Now it brings the technology to Shimano CUES, a mid-tier lineup of “lifestyle” bike components aimed at easier maintenance, smoother shifting, and improved lifespan. It also “standardizes compatibility across a wide range of categories,” the company said in a press release. 

BR-U8000 and RD-U4000 of the new Shimano CUES component series
The BR-U8000, left, and the RD-U4000 of the new Shimano CUES component series; (photo/Shimano)

Shimano CUES: Details

A closer look at the CUES lineup reveals streamlined parts and increased versatility for drivetrains, in addition to the claimed boost to durability. 

For starters, Shimano consolidated its nine-, 10-, and 11-speed component ranges with interchangeable components, including common derailleur pulleys, cassette sprockets, and chains. That should reduce the pressure on bike shop inventories and simplify the service process for mid-tier bikes, the company claims. 

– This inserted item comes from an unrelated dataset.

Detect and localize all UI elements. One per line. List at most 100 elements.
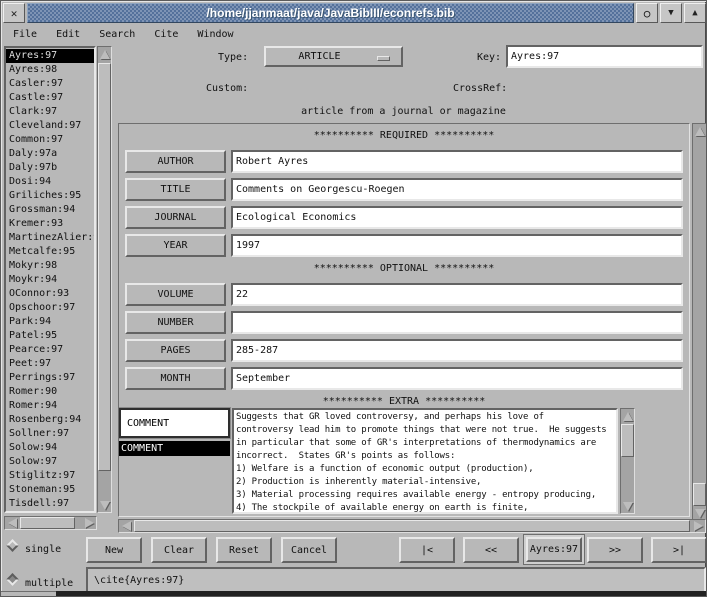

There’s also the unified sprocket spacing across nine-, 10-, and 11-speed drivetrains, so “components can be intermixed across a wider range of user groups and riding styles,” Shimano said. 

With the LinkGlide technology added to the mix, Shimano claims to have extended the lifespan of many components for both electric and analog bicycles. Cassette teeth in the lineup are also taller and thicker, reducing chain skipping and improving shifting overall, the company said. 

The Shimano CUES U4000 forward cassette and the CS-LG300 rear cassette
The U4000 forward cassette and the CS-LG300 rear cassette; (photo/Shimano)

Shimano CUES: Affordable Pricing

While pricing will vary for the various components of Shimano CUES, a company spokesperson provided some sample prices for the lineup. 

A complete setup of the 11-speed Shimano CUES U8000 costs about $452. That includes the crankset and bottom bracket, as well as the chain, rear derailleur, rear shifter, and cassette. Without the crankset and bottom bracket, the remaining components will set you back around $288. 

The latter price will save riders about $70 compared to the Shimano XT LinkGlide kit, which costs roughly $362.